There are three major exceptions to the law. If you work as a "professional" in a job requiring advanced education, such as a doctor or a lawyer, you are not entitled to overtime. If you are an "executive" who heads his or her own company and sets company policy, you are not entitled to overtime. Finally, if you have an "administrative" job in which your primary function is to supervise others, you are not entitled to overtime. Except for these three narrow exceptions, and a few exceptions which protect particular industries such as trucking, farming and computer programming, the law requires your employer to pay you overtime.

Our law firm has discovered that many employers violate this law. We have represented insurance adjusters, county police officers, truck drivers, park rangers, nurses, factory workers, warehouse workers and insurance investigators in these cases. We have recovered millions of dollars for these clients over the past twenty years.

This law is very far-reaching. If you are being paid by the hour and you are not receiving overtime wages once you work more than forty (40) hours per week, your employer is probably in violation of the law. You and all of your fellow employees are entitled to the overtime wages that you have not been paid, plus an equal amount of liquidated damages, attorney's fees and costs. If you fall into this category, you should contact our office, and we will investigate for you. Don't be afraid to contact us even if your claim is very small. The law recognizes that individual's claims are often for a small amount of money, so most of these cases are now filed as class actions.

Also, if you are paid a "salary", you are still entitled to overtime if you worked more than forty (40) hours per week unless you fall into one of the three exempt categories ("professional", "executive", or "administrative".) For example, if you are a secretary earning $20,000.00 per year, but your boss makes you work more than forty (40) hours per week, your wage rate is based upon forty (40) hours per week over a one year period at the rate of $20,000.00 per year.
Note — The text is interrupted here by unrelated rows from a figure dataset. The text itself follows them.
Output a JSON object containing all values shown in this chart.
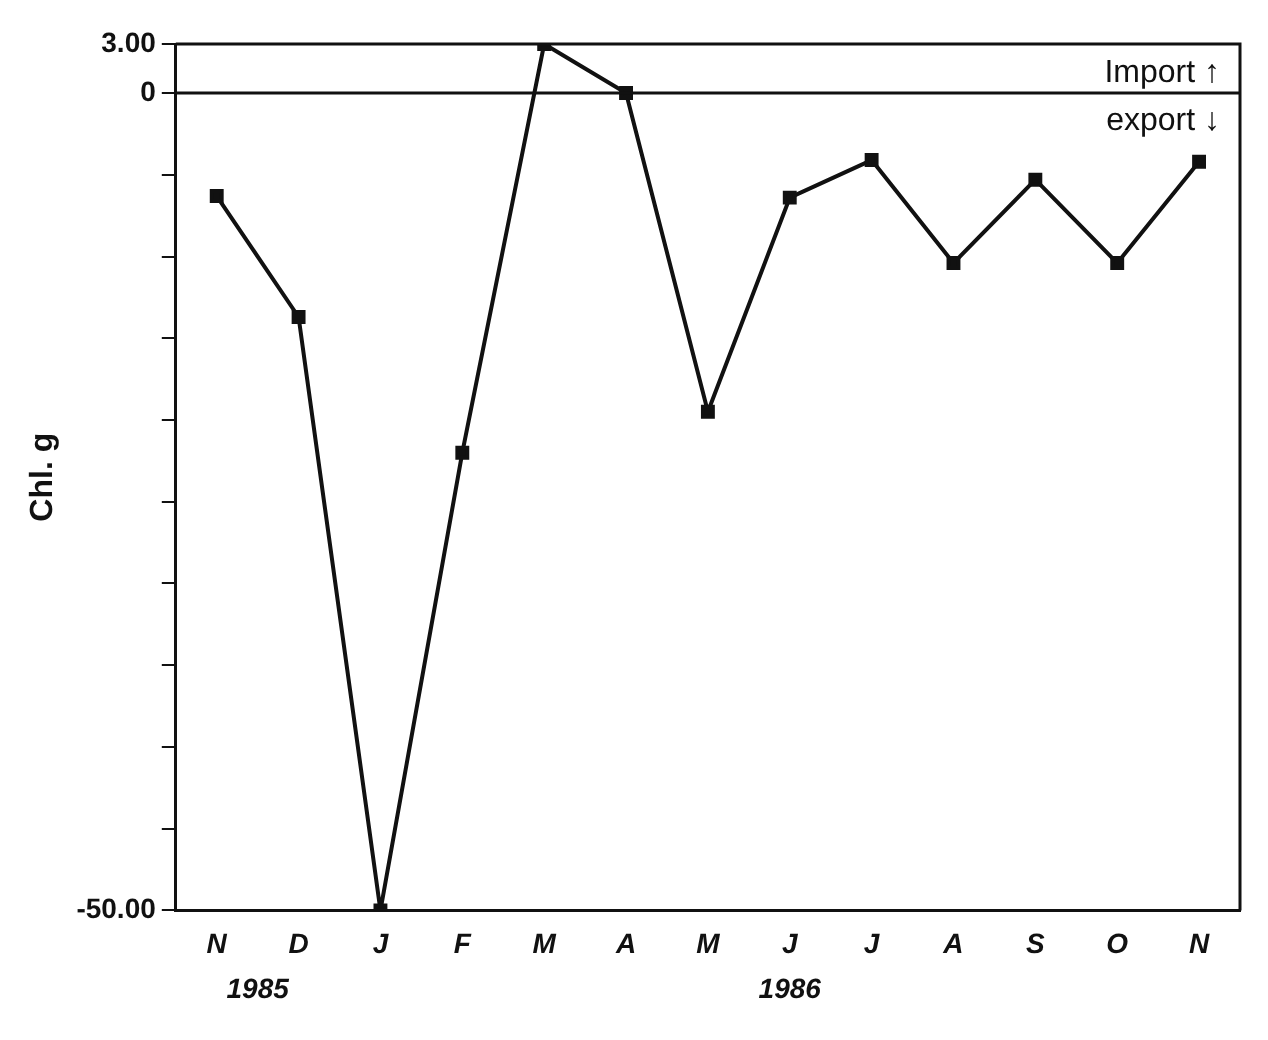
{
  "chart_data": {
    "type": "line",
    "ylabel": "Chl. g",
    "categories": [
      "N",
      "D",
      "J",
      "F",
      "M",
      "A",
      "M",
      "J",
      "J",
      "A",
      "S",
      "O",
      "N"
    ],
    "series": [
      {
        "color": "#111111",
        "values": [
          -6.3,
          -13.7,
          -50,
          -22,
          3,
          0,
          -19.5,
          -6.4,
          -4.1,
          -10.4,
          -5.3,
          -10.4,
          -4.2
        ]
      }
    ],
    "ylim": [
      -50,
      3
    ],
    "yticks": [
      {
        "value": 3,
        "label": "3.00"
      },
      0,
      {
        "value": -5,
        "label": null
      },
      {
        "value": -10,
        "label": null
      },
      {
        "value": -15,
        "label": null
      },
      {
        "value": -20,
        "label": null
      },
      {
        "value": -25,
        "label": null
      },
      {
        "value": -30,
        "label": null
      },
      {
        "value": -35,
        "label": null
      },
      {
        "value": -40,
        "label": null
      },
      {
        "value": -45,
        "label": null
      },
      {
        "value": -50,
        "label": "-50.00"
      }
    ],
    "ref_lines": [
      {
        "axis": "y",
        "value": 0,
        "label": null
      }
    ],
    "annotations": [
      "Import ↑",
      "export ↓",
      "1985",
      "1986"
    ],
    "grid": false,
    "legend": false,
    "marker": "square",
    "line_style": "solid"
  }
}
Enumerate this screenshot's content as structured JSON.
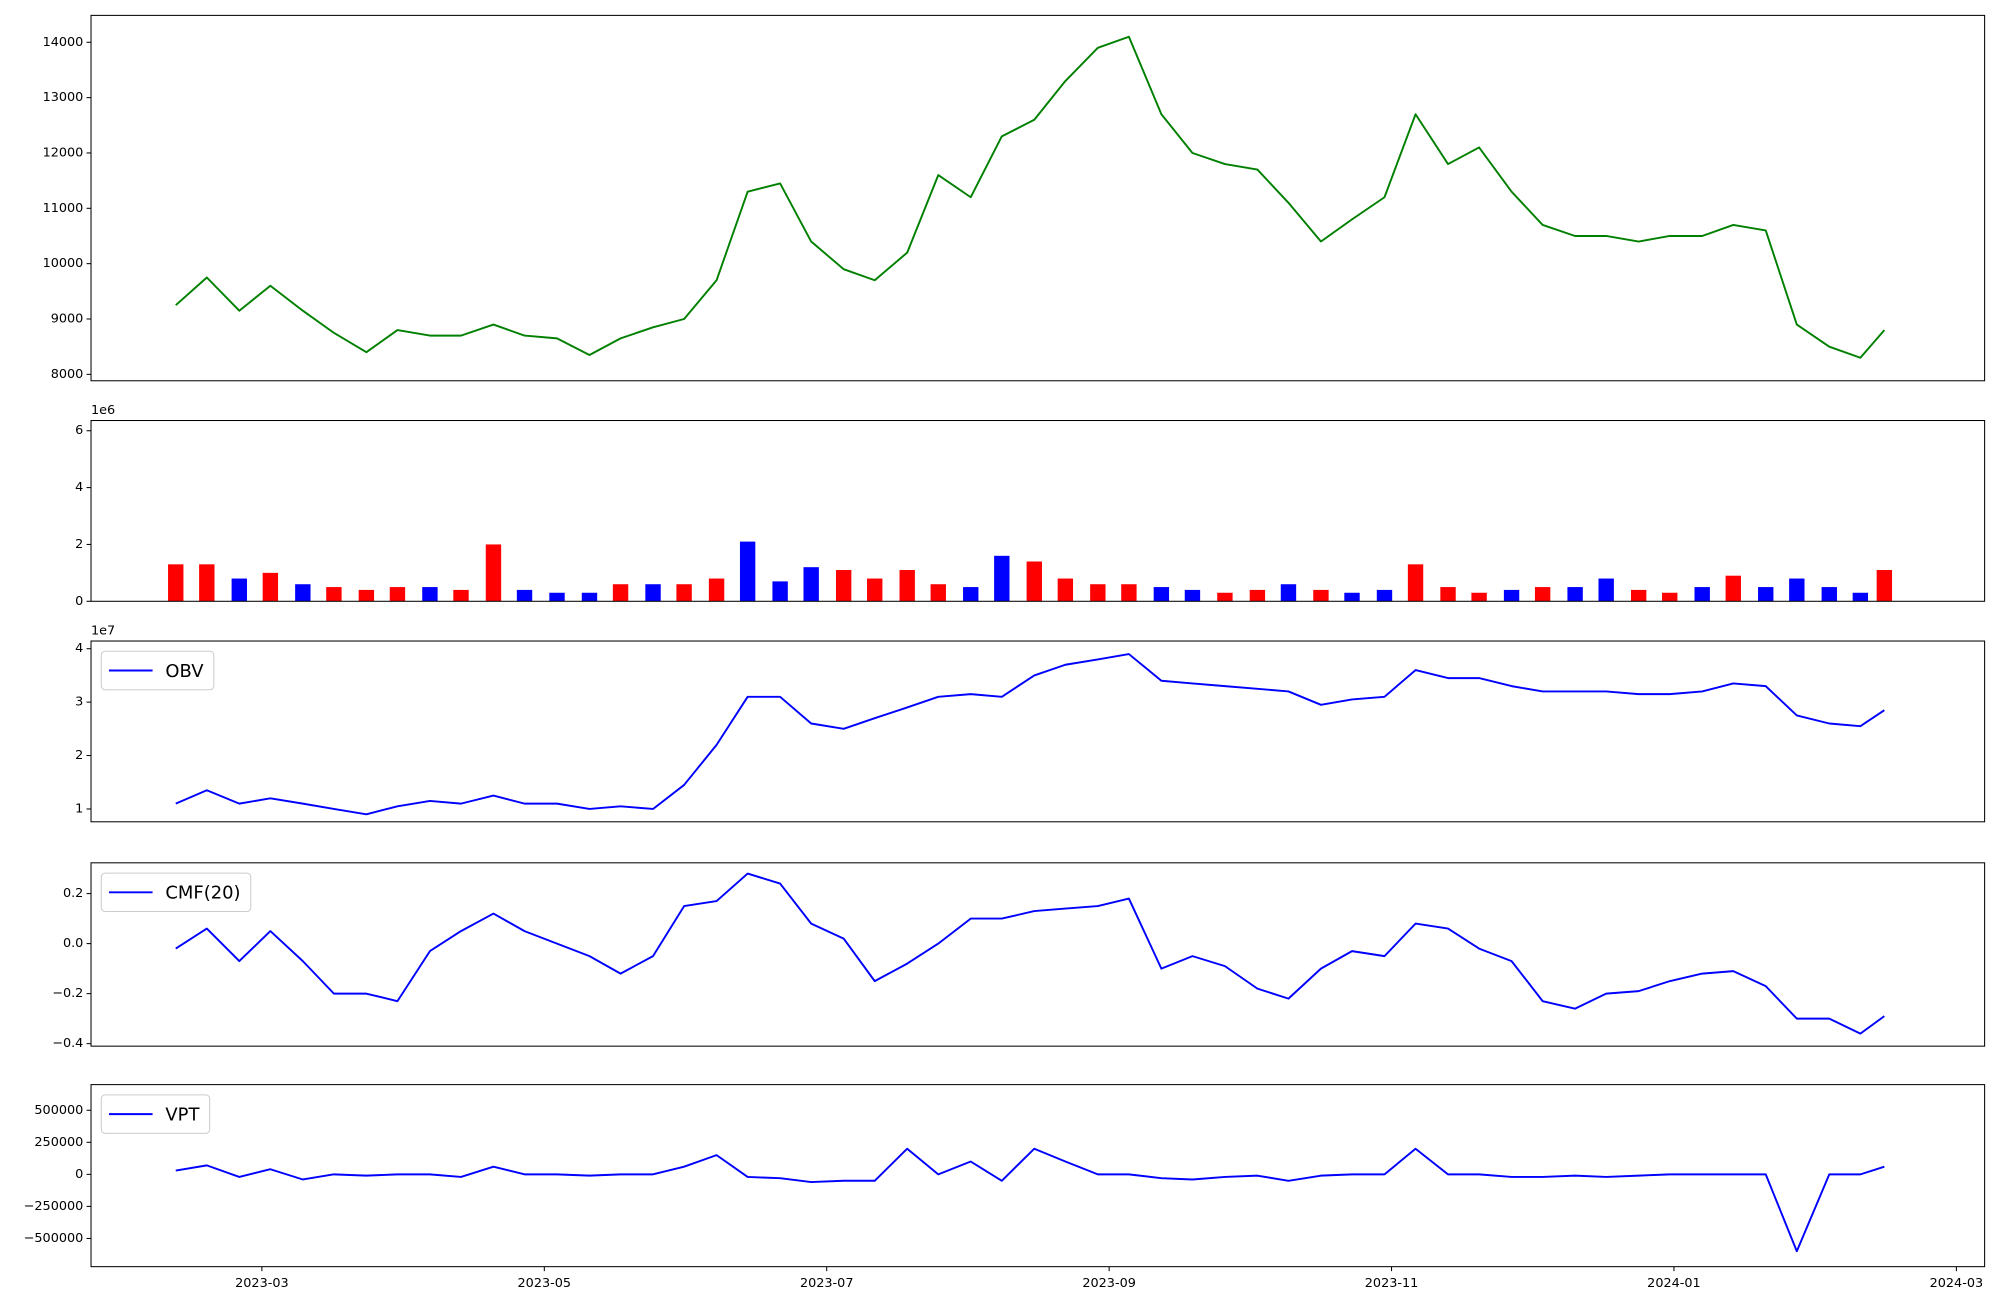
{
  "chart_data": [
    {
      "type": "line",
      "color": "#008000",
      "x": [
        2.39,
        2.61,
        2.84,
        3.06,
        3.29,
        3.51,
        3.74,
        3.96,
        4.19,
        4.41,
        4.64,
        4.86,
        5.09,
        5.32,
        5.54,
        5.77,
        5.99,
        6.22,
        6.44,
        6.67,
        6.89,
        7.12,
        7.34,
        7.57,
        7.79,
        8.02,
        8.24,
        8.47,
        8.69,
        8.92,
        9.14,
        9.37,
        9.59,
        9.82,
        10.05,
        10.27,
        10.5,
        10.72,
        10.95,
        11.17,
        11.4,
        11.62,
        11.85,
        12.07,
        12.3,
        12.52,
        12.75,
        12.97,
        13.2,
        13.42,
        13.65,
        13.87,
        14.1,
        14.32,
        14.49
      ],
      "values": [
        9250,
        9750,
        9150,
        9600,
        9150,
        8750,
        8400,
        8800,
        8700,
        8700,
        8900,
        8700,
        8650,
        8350,
        8650,
        8850,
        9000,
        9700,
        11300,
        11450,
        10400,
        9900,
        9700,
        10200,
        11600,
        11200,
        12300,
        12600,
        13300,
        13900,
        14100,
        12700,
        12000,
        11800,
        11700,
        11100,
        10400,
        10800,
        11200,
        12700,
        11800,
        12100,
        11300,
        10700,
        10500,
        10500,
        10400,
        10500,
        10500,
        10700,
        10600,
        8900,
        8500,
        8300,
        8800
      ],
      "xlim": [
        1.79,
        15.2
      ],
      "ylim": [
        7884,
        14486
      ],
      "yticks": [
        8000,
        9000,
        10000,
        11000,
        12000,
        13000,
        14000
      ]
    },
    {
      "type": "bar",
      "offset_label": "1e6",
      "x": [
        2.39,
        2.61,
        2.84,
        3.06,
        3.29,
        3.51,
        3.74,
        3.96,
        4.19,
        4.41,
        4.64,
        4.86,
        5.09,
        5.32,
        5.54,
        5.77,
        5.99,
        6.22,
        6.44,
        6.67,
        6.89,
        7.12,
        7.34,
        7.57,
        7.79,
        8.02,
        8.24,
        8.47,
        8.69,
        8.92,
        9.14,
        9.37,
        9.59,
        9.82,
        10.05,
        10.27,
        10.5,
        10.72,
        10.95,
        11.17,
        11.4,
        11.62,
        11.85,
        12.07,
        12.3,
        12.52,
        12.75,
        12.97,
        13.2,
        13.42,
        13.65,
        13.87,
        14.1,
        14.32,
        14.49
      ],
      "values": [
        1300000,
        1300000,
        800000,
        1000000,
        600000,
        500000,
        400000,
        500000,
        500000,
        400000,
        2000000,
        400000,
        300000,
        300000,
        600000,
        600000,
        600000,
        800000,
        2100000,
        700000,
        1200000,
        1100000,
        800000,
        1100000,
        600000,
        500000,
        1600000,
        1400000,
        800000,
        600000,
        600000,
        500000,
        400000,
        300000,
        400000,
        600000,
        400000,
        300000,
        400000,
        1300000,
        500000,
        300000,
        400000,
        500000,
        500000,
        800000,
        400000,
        300000,
        500000,
        900000,
        500000,
        800000,
        500000,
        300000,
        1100000
      ],
      "colors": [
        "red",
        "red",
        "blue",
        "red",
        "blue",
        "red",
        "red",
        "red",
        "blue",
        "red",
        "red",
        "blue",
        "blue",
        "blue",
        "red",
        "blue",
        "red",
        "red",
        "blue",
        "blue",
        "blue",
        "red",
        "red",
        "red",
        "red",
        "blue",
        "blue",
        "red",
        "red",
        "red",
        "red",
        "blue",
        "blue",
        "red",
        "red",
        "blue",
        "red",
        "blue",
        "blue",
        "red",
        "red",
        "red",
        "blue",
        "red",
        "blue",
        "blue",
        "red",
        "red",
        "blue",
        "red",
        "blue",
        "blue",
        "blue",
        "blue",
        "red"
      ],
      "xlim": [
        1.79,
        15.2
      ],
      "ylim": [
        0,
        6360000
      ],
      "yticks": [
        {
          "value": 0,
          "label": "0"
        },
        {
          "value": 2000000,
          "label": "2"
        },
        {
          "value": 4000000,
          "label": "4"
        },
        {
          "value": 6000000,
          "label": "6"
        }
      ]
    },
    {
      "type": "line",
      "offset_label": "1e7",
      "legend": "upper left",
      "x": [
        2.39,
        2.61,
        2.84,
        3.06,
        3.29,
        3.51,
        3.74,
        3.96,
        4.19,
        4.41,
        4.64,
        4.86,
        5.09,
        5.32,
        5.54,
        5.77,
        5.99,
        6.22,
        6.44,
        6.67,
        6.89,
        7.12,
        7.34,
        7.57,
        7.79,
        8.02,
        8.24,
        8.47,
        8.69,
        8.92,
        9.14,
        9.37,
        9.59,
        9.82,
        10.05,
        10.27,
        10.5,
        10.72,
        10.95,
        11.17,
        11.4,
        11.62,
        11.85,
        12.07,
        12.3,
        12.52,
        12.75,
        12.97,
        13.2,
        13.42,
        13.65,
        13.87,
        14.1,
        14.32,
        14.49
      ],
      "series": [
        {
          "name": "OBV",
          "color": "#0000ff",
          "values": [
            11000000,
            13500000,
            11000000,
            12000000,
            11000000,
            10000000,
            9000000,
            10500000,
            11500000,
            11000000,
            12500000,
            11000000,
            11000000,
            10000000,
            10500000,
            10000000,
            14500000,
            22000000,
            31000000,
            31000000,
            26000000,
            25000000,
            27000000,
            29000000,
            31000000,
            31500000,
            31000000,
            35000000,
            37000000,
            38000000,
            39000000,
            34000000,
            33500000,
            33000000,
            32500000,
            32000000,
            29500000,
            30500000,
            31000000,
            36000000,
            34500000,
            34500000,
            33000000,
            32000000,
            32000000,
            32000000,
            31500000,
            31500000,
            32000000,
            33500000,
            33000000,
            27500000,
            26000000,
            25500000,
            28500000
          ]
        }
      ],
      "xlim": [
        1.79,
        15.2
      ],
      "ylim": [
        7600000,
        41440000
      ],
      "yticks": [
        {
          "value": 10000000,
          "label": "1"
        },
        {
          "value": 20000000,
          "label": "2"
        },
        {
          "value": 30000000,
          "label": "3"
        },
        {
          "value": 40000000,
          "label": "4"
        }
      ]
    },
    {
      "type": "line",
      "legend": "upper left",
      "x": [
        2.39,
        2.61,
        2.84,
        3.06,
        3.29,
        3.51,
        3.74,
        3.96,
        4.19,
        4.41,
        4.64,
        4.86,
        5.09,
        5.32,
        5.54,
        5.77,
        5.99,
        6.22,
        6.44,
        6.67,
        6.89,
        7.12,
        7.34,
        7.57,
        7.79,
        8.02,
        8.24,
        8.47,
        8.69,
        8.92,
        9.14,
        9.37,
        9.59,
        9.82,
        10.05,
        10.27,
        10.5,
        10.72,
        10.95,
        11.17,
        11.4,
        11.62,
        11.85,
        12.07,
        12.3,
        12.52,
        12.75,
        12.97,
        13.2,
        13.42,
        13.65,
        13.87,
        14.1,
        14.32,
        14.49
      ],
      "series": [
        {
          "name": "CMF(20)",
          "color": "#0000ff",
          "values": [
            -0.02,
            0.06,
            -0.07,
            0.05,
            -0.07,
            -0.2,
            -0.2,
            -0.23,
            -0.03,
            0.05,
            0.12,
            0.05,
            0.0,
            -0.05,
            -0.12,
            -0.05,
            0.15,
            0.17,
            0.28,
            0.24,
            0.08,
            0.02,
            -0.15,
            -0.08,
            0.0,
            0.1,
            0.1,
            0.13,
            0.14,
            0.15,
            0.18,
            -0.1,
            -0.05,
            -0.09,
            -0.18,
            -0.22,
            -0.1,
            -0.03,
            -0.05,
            0.08,
            0.06,
            -0.02,
            -0.07,
            -0.23,
            -0.26,
            -0.2,
            -0.19,
            -0.15,
            -0.12,
            -0.11,
            -0.17,
            -0.3,
            -0.3,
            -0.36,
            -0.29
          ]
        }
      ],
      "xlim": [
        1.79,
        15.2
      ],
      "ylim": [
        -0.41,
        0.323
      ],
      "yticks": [
        {
          "value": -0.4,
          "label": "−0.4"
        },
        {
          "value": -0.2,
          "label": "−0.2"
        },
        {
          "value": 0,
          "label": "0.0"
        },
        {
          "value": 0.2,
          "label": "0.2"
        }
      ]
    },
    {
      "type": "line",
      "legend": "upper left",
      "x": [
        2.39,
        2.61,
        2.84,
        3.06,
        3.29,
        3.51,
        3.74,
        3.96,
        4.19,
        4.41,
        4.64,
        4.86,
        5.09,
        5.32,
        5.54,
        5.77,
        5.99,
        6.22,
        6.44,
        6.67,
        6.89,
        7.12,
        7.34,
        7.57,
        7.79,
        8.02,
        8.24,
        8.47,
        8.69,
        8.92,
        9.14,
        9.37,
        9.59,
        9.82,
        10.05,
        10.27,
        10.5,
        10.72,
        10.95,
        11.17,
        11.4,
        11.62,
        11.85,
        12.07,
        12.3,
        12.52,
        12.75,
        12.97,
        13.2,
        13.42,
        13.65,
        13.87,
        14.1,
        14.32,
        14.49
      ],
      "series": [
        {
          "name": "VPT",
          "color": "#0000ff",
          "values": [
            30000,
            70000,
            -20000,
            40000,
            -40000,
            0,
            -10000,
            0,
            0,
            -20000,
            60000,
            0,
            0,
            -10000,
            0,
            0,
            60000,
            150000,
            -20000,
            -30000,
            -60000,
            -50000,
            -50000,
            200000,
            0,
            100000,
            -50000,
            200000,
            100000,
            0,
            0,
            -30000,
            -40000,
            -20000,
            -10000,
            -50000,
            -10000,
            0,
            0,
            200000,
            0,
            0,
            -20000,
            -20000,
            -10000,
            -20000,
            -10000,
            0,
            0,
            0,
            0,
            -600000,
            0,
            0,
            60000
          ]
        }
      ],
      "xlim": [
        1.79,
        15.2
      ],
      "ylim": [
        -720000,
        700000
      ],
      "yticks": [
        {
          "value": -500000,
          "label": "−500000"
        },
        {
          "value": -250000,
          "label": "−250000"
        },
        0,
        250000,
        500000
      ],
      "xticks": [
        {
          "value": 3,
          "label": "2023-03"
        },
        {
          "value": 5,
          "label": "2023-05"
        },
        {
          "value": 7,
          "label": "2023-07"
        },
        {
          "value": 9,
          "label": "2023-09"
        },
        {
          "value": 11,
          "label": "2023-11"
        },
        {
          "value": 13,
          "label": "2024-01"
        },
        {
          "value": 15,
          "label": "2024-03"
        }
      ]
    }
  ]
}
For any hours over the forty (40) hours that you worked each week, you are owed money, and we can collect it for you. To work out your overtime rate in this example, you multiply forty (40) hours per week times fifty-two(52)weeks for 2080 regular work hours per year. If you are earning $20,000.00 per year, then your regular rate of pay is $9.62 per hour, and therefore your overtime rate should be $14.42 per hour (even if you are ''on salary".)

One word of caution. There is normally a two year statute of limitations on these claims, so if you have a claim you need to move quickly. If the court finds that your employer has intentionally violated the law, the statute of limitations is expanded to three years. Also, if your employer failed to post the required Fair Labor Standards Act poster informing you of your right to overtime, the statute of limitations does not run until you learned of your right to overtime. However, these two exceptions can make a claim much more difficult, so you should definitely file the claim within two years whenever possible.